Atli is a legendary version of Attila the Hun and the name Budli comes from Bleda who was the historical Attila's elder brother. The name Sörli is given to a brother of Atli only in this text. But in the eddic poem Atlamál hin grœnlenzku (stanza 50), Atli declares that he was one of four living brothers when his father Budli died and that half of them are now dead, slain by his wife Gudrún. In the German Nibelungenlied Attila is called Etzel and said to be son of Botelung, obviously Budlung interpreted as a name. In this account Etzel has a younger brother named Bloedelin who was slain by Dancwart, Hagen's brother. Blowdelin is probably another memory of the historical Bleda. The eddic poem Oddrúnargrátr tells of Atli's sister Oddrún and her forbidden love affair with Gunnar, which was, according to this poem, one of the motivations for Atli's later treachery. Oddrún is also mentioned in Sigurðarkviða hin skamma (stanza 57), in the prose introduction to Dráp Niflunga, and in the Völsunga saga.

====Niflungs====
King Næfil was father of Heimar, father of Eynef (Eynefr), father of Rakni, father of Gjúki. Gjúki was father of two sons named Gunnar (Gunnarr) and Högni (Hǫgni) and of two daughters named Gudrún (Guðrún) and Gudný (Guðný). For commentary and variant traditions see Nibelung.

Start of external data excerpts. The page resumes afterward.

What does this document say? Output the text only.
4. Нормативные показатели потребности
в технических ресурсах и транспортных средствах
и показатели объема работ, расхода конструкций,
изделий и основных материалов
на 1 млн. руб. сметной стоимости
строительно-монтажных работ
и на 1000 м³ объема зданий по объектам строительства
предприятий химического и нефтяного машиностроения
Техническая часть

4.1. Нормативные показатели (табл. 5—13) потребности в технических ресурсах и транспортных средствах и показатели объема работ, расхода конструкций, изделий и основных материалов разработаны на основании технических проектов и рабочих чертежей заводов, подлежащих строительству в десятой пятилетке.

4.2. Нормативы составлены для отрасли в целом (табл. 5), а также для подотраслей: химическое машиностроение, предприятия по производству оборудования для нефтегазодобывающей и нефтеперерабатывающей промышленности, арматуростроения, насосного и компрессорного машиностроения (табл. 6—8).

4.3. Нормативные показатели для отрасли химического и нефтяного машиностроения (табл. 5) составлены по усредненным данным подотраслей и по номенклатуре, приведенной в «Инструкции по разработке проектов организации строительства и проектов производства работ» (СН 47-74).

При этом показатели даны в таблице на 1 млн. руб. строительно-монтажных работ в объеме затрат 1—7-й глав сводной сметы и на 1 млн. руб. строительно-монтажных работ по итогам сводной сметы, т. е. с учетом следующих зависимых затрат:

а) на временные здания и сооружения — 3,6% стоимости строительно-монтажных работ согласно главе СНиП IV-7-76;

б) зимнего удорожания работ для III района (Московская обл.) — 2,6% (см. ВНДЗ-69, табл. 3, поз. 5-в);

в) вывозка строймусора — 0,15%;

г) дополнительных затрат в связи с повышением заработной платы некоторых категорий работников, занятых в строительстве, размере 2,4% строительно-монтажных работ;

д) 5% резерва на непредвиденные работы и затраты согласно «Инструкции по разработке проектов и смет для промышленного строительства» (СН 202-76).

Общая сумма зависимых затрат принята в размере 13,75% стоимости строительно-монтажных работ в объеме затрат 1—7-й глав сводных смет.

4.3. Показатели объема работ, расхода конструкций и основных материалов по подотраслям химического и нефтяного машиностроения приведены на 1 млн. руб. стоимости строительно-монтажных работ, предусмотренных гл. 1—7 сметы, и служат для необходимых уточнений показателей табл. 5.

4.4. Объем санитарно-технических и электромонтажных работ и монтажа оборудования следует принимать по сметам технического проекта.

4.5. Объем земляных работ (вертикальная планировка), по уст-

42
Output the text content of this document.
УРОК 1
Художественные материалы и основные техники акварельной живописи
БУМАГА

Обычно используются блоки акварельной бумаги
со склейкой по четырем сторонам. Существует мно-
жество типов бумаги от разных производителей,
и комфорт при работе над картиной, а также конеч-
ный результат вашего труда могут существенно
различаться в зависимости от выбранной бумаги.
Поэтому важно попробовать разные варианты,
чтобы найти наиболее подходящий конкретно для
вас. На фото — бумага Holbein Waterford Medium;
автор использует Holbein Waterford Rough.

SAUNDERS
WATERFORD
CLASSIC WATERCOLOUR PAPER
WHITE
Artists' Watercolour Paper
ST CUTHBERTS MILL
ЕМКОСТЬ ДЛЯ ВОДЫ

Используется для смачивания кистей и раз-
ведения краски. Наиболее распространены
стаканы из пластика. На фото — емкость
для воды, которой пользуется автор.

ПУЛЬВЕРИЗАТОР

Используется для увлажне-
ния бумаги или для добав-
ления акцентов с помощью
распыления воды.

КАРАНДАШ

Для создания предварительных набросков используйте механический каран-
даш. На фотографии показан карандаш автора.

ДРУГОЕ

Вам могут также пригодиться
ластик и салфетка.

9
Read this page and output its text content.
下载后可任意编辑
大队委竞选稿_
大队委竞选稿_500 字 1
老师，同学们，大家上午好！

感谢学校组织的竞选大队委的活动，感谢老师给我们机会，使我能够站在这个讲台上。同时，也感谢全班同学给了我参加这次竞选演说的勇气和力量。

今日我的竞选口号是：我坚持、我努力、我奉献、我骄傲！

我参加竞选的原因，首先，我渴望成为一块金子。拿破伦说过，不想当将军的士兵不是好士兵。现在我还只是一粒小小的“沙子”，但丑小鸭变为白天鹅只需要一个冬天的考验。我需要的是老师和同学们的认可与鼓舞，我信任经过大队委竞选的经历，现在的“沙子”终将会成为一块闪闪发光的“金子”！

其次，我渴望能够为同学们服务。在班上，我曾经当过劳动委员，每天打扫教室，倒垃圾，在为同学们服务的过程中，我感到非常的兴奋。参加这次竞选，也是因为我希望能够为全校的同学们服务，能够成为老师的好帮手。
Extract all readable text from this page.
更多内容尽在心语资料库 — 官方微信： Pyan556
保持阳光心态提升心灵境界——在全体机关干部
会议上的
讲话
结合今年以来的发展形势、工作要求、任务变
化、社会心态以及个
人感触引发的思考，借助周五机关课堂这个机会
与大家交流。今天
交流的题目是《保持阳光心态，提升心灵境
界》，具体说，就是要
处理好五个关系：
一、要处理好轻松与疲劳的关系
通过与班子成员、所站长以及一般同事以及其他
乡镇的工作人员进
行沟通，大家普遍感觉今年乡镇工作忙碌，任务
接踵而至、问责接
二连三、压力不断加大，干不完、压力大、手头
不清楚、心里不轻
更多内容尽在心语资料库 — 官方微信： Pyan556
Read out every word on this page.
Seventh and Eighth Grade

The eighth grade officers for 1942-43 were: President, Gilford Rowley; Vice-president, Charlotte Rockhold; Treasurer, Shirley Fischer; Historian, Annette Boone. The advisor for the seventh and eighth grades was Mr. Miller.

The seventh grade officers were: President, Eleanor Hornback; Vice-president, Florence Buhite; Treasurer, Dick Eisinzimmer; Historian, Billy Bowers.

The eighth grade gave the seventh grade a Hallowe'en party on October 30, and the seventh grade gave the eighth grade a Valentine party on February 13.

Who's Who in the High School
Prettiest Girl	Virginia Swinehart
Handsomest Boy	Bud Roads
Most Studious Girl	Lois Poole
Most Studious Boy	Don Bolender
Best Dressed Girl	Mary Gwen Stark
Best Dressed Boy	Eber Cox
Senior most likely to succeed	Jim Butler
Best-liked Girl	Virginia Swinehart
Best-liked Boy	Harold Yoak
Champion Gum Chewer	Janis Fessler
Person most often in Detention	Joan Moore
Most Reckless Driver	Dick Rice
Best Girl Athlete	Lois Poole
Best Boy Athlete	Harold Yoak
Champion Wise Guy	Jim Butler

==Halfdan the Old of Gór's lineage==
The Orkneying saga does not speak at all of Nór's descendants, but introduces instead a figure named Halfdan the Old as the son of Sveidi (Sveiði) the Sea-king, who is called Svadi (Svaði) in the Ættartolur. Sveidi/Svadi in both texts was son of Heiti, son of Gór who was Nór's brother.

This second Halfdan the Old is father of Jarl Ívar of the Uplands who became father of Eystein the Clatterer (Eysteinn Glumra), in turn father of Jarl Rögnvald of Møre. The Orkneyinga saga derives both the Jarls of Orkney and the Dukes of Normandy from Rögnvald.